Republican leaders of the Senate Finance Committee and the House Ways and Means Committee are asking the Treasury Department to go back to the drawing board on proposed regulations for changing the tax treatment of corporate debt and equity to curb corporate earnings stripping.

The Treasury Department issued the proposed regulations in April as part of its battle to stem the tide of corporate tax inversions, in which U.S. companies move their tax addresses overseas by merging with another company to lower their tax bills (see Treasury Takes Further Action to Limit Tax Inversions).

However, the proposed rules go well beyond inversion by targeting transactions that generate large interest deductions by simply increasing related-party debt without financing new investment in the United States. The new rules would amend Section 385 of the Tax Code to curb the practice of earnings stripping, allowing the IRS during an audit to divide debt instruments into part debt and part equity, rather than the current system that generally treats them as wholly one or the other.

Some lawmakers in Congress have expressed opposition to the proposed rules, and the Big Four accounting firms have also asked Treasury Secretary Jacob Lew to withdraw them (see Big Four Protest Proposed IRS Regulations on Tax Treatment of Corporate Debt and Equity).

On Monday, Senate Finance Committee chairman Orrin Hatch, R-Utah, sent a letter to Lew calling on the Treasury to rethink the proposed rules.

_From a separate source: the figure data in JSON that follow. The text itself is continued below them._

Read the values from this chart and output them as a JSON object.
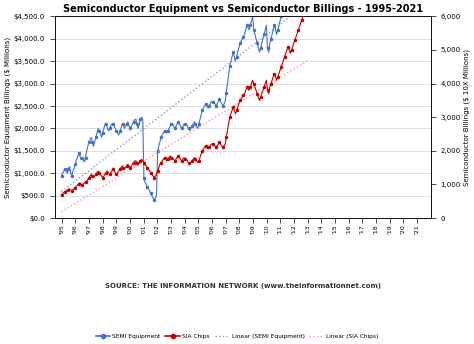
{
  "title": "Semiconductor Equipment vs Semiconductor Billings - 1995-2021",
  "years": [
    1995,
    1996,
    1997,
    1998,
    1999,
    2000,
    2001,
    2002,
    2003,
    2004,
    2005,
    2006,
    2007,
    2008,
    2009,
    2010,
    2011,
    2012,
    2013,
    2014,
    2015,
    2016,
    2017,
    2018,
    2019,
    2020,
    2021
  ],
  "semi_equipment": [
    950,
    1000,
    1050,
    1100,
    1050,
    1000,
    1100,
    1150,
    1000,
    950,
    1050,
    1100,
    1200,
    1300,
    1350,
    1450,
    1400,
    1300,
    1350,
    1300,
    1250,
    1350,
    1500,
    1600,
    1700,
    1750,
    1800,
    1700,
    1600,
    1700,
    1800,
    1900,
    2000,
    1950,
    1900,
    1800,
    1900,
    2000,
    2100,
    2100,
    2000,
    1950,
    2000,
    2050,
    2100,
    2100,
    2050,
    2000,
    1950,
    1900,
    1850,
    1950,
    2000,
    2100,
    2100,
    2000,
    2050,
    2100,
    2150,
    2050,
    2000,
    2050,
    2100,
    2150,
    2200,
    2200,
    2100,
    2000,
    2100,
    2200,
    2250,
    2200,
    900,
    800,
    750,
    700,
    650,
    600,
    550,
    500,
    450,
    400,
    450,
    500,
    1500,
    1600,
    1700,
    1800,
    1850,
    1900,
    1950,
    1900,
    1900,
    1950,
    2000,
    2050,
    2100,
    2100,
    2050,
    2000,
    2050,
    2100,
    2150,
    2100,
    2050,
    2000,
    2050,
    2100,
    2100,
    2100,
    2050,
    2000,
    1950,
    2000,
    2050,
    2100,
    2150,
    2100,
    2050,
    2000,
    2100,
    2200,
    2300,
    2400,
    2450,
    2500,
    2550,
    2500,
    2450,
    2500,
    2550,
    2600,
    2600,
    2600,
    2550,
    2500,
    2550,
    2600,
    2650,
    2600,
    2550,
    2500,
    2550,
    2600,
    2800,
    3000,
    3200,
    3400,
    3500,
    3600,
    3700,
    3600,
    3500,
    3600,
    3700,
    3800,
    3900,
    3950,
    4000,
    4050,
    4100,
    4200,
    4300,
    4250,
    4200,
    4300,
    4400,
    4500,
    4200,
    4100,
    4000,
    3900,
    3800,
    3700,
    3800,
    3900,
    4000,
    4100,
    4200,
    4300,
    3800,
    3700,
    3900,
    4000,
    4100,
    4200,
    4300,
    4200,
    4100,
    4200,
    4300,
    4400,
    4500,
    4600,
    4700,
    4800,
    4900,
    5000,
    5100,
    5000,
    4900,
    5000,
    5100,
    5200,
    5300,
    5400,
    5500,
    5600,
    5700,
    5800,
    5900,
    6000,
    6100,
    6200,
    6300,
    6500
  ],
  "sia_chips": [
    700,
    730,
    760,
    790,
    810,
    830,
    850,
    870,
    840,
    810,
    840,
    870,
    900,
    950,
    980,
    1020,
    1050,
    1020,
    990,
    1020,
    1050,
    1080,
    1100,
    1150,
    1200,
    1250,
    1300,
    1250,
    1200,
    1250,
    1300,
    1350,
    1400,
    1350,
    1300,
    1250,
    1200,
    1250,
    1300,
    1350,
    1400,
    1350,
    1300,
    1350,
    1400,
    1450,
    1400,
    1350,
    1300,
    1350,
    1400,
    1450,
    1500,
    1550,
    1500,
    1450,
    1500,
    1550,
    1600,
    1550,
    1500,
    1550,
    1600,
    1650,
    1700,
    1700,
    1650,
    1600,
    1650,
    1700,
    1750,
    1700,
    1650,
    1600,
    1550,
    1500,
    1450,
    1400,
    1350,
    1300,
    1250,
    1200,
    1250,
    1300,
    1400,
    1500,
    1600,
    1650,
    1700,
    1750,
    1800,
    1750,
    1700,
    1750,
    1800,
    1850,
    1800,
    1800,
    1750,
    1700,
    1750,
    1800,
    1850,
    1800,
    1750,
    1700,
    1750,
    1800,
    1750,
    1750,
    1700,
    1650,
    1600,
    1650,
    1700,
    1750,
    1800,
    1750,
    1700,
    1650,
    1700,
    1800,
    1900,
    2000,
    2050,
    2100,
    2150,
    2100,
    2050,
    2100,
    2150,
    2200,
    2200,
    2200,
    2150,
    2100,
    2150,
    2200,
    2250,
    2200,
    2150,
    2100,
    2150,
    2200,
    2400,
    2600,
    2800,
    3000,
    3100,
    3200,
    3300,
    3200,
    3100,
    3200,
    3300,
    3400,
    3500,
    3550,
    3600,
    3650,
    3700,
    3800,
    3900,
    3850,
    3800,
    3900,
    4000,
    4100,
    4000,
    3900,
    3800,
    3700,
    3600,
    3500,
    3600,
    3700,
    3800,
    3900,
    4000,
    4100,
    3800,
    3700,
    3900,
    4000,
    4100,
    4200,
    4300,
    4200,
    4100,
    4200,
    4300,
    4400,
    4500,
    4600,
    4700,
    4800,
    4900,
    5000,
    5100,
    5000,
    4900,
    5000,
    5100,
    5200,
    5300,
    5400,
    5500,
    5600,
    5700,
    5800,
    5900,
    6000,
    6100,
    6200,
    6300,
    6500
  ],
  "semi_equip_color": "#4472C4",
  "sia_chips_color": "#C00000",
  "linear_equip_color": "#8898CC",
  "linear_chips_color": "#FF9999",
  "ylabel_left": "Semiconductor Equipment Billings ($ Millions)",
  "ylabel_right": "Semiconductor Billings ($ 10X Millions)",
  "ylim_left": [
    0,
    4500
  ],
  "ylim_right": [
    0,
    6000
  ],
  "yticks_left_vals": [
    500,
    1000,
    1500,
    2000,
    2500,
    3000,
    3500,
    4000,
    4500
  ],
  "yticks_left_labels": [
    "$500.0",
    "$1,000.0",
    "$1,500.0",
    "$2,000.0",
    "$2,500.0",
    "$3,000.0",
    "$3,500.0",
    "$4,000.0",
    "$4,500.0"
  ],
  "yticks_right_vals": [
    1000,
    2000,
    3000,
    4000,
    5000,
    6000
  ],
  "yticks_right_labels": [
    "1,000",
    "2,000",
    "3,000",
    "4,000",
    "5,000",
    "6,000"
  ],
  "x_year_labels": [
    "'95",
    "'96",
    "'97",
    "'98",
    "'99",
    "'00",
    "'01",
    "'02",
    "'03",
    "'04",
    "'05",
    "'06",
    "'07",
    "'08",
    "'09",
    "'10",
    "'11",
    "'12",
    "'13",
    "'14",
    "'15",
    "'16",
    "'17",
    "'18",
    "'19",
    "'20",
    "'21"
  ],
  "source_text": "SOURCE: THE INFORMATION NETWORK (www.theinformationnet.com)",
  "background_color": "#FFFFFF",
  "grid_color": "#D0D0D0",
  "n_years": 27,
  "start_year": 1995
}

“I ask you to re-propose the regulations not because I wish for there to not be any section 385 regulations,” he wrote. “Rather, I am seeking to ensure that, should the Treasury Department issue regulations under IRC section 385, the Department does so in a thoughtful, prudent, and legal manner.”

Hatch warned against unintended consequences for U.S. businesses if the Obama administration moves too quickly. He also questioned the regulatory transparency of the proposed rules and whether the requirements for executive orders and statutes were being properly followed.

On the other side of the Capitol, GOP members of the House Ways and Means Committee, including chairman Kevin Brady, R-Texas, and Tax Policy Subcommittee chairman Charles Boustany, R-La., sent their second letter to Lew reiterating their continuing concerns about how the proposed regulations could affect U.S. businesses, jobs and the economy. They too called on the Obama administration to completely overhaul the proposed regulations. They had earlier met with Lew to convey their concerns but felt the Treasury was moving too quickly to finalize the proposals.

“We appreciate the Treasury Department’s expressed commitment to making modifications to address some of the identified adverse effects of the proposed regulations,” they wrote. “However, based on the information provided by Treasury to date, we are not confident that any such modifications would be sufficient to eliminate the harm that the proposed regulations would inflict on businesses and American workers if they were to be finalized in their current form.”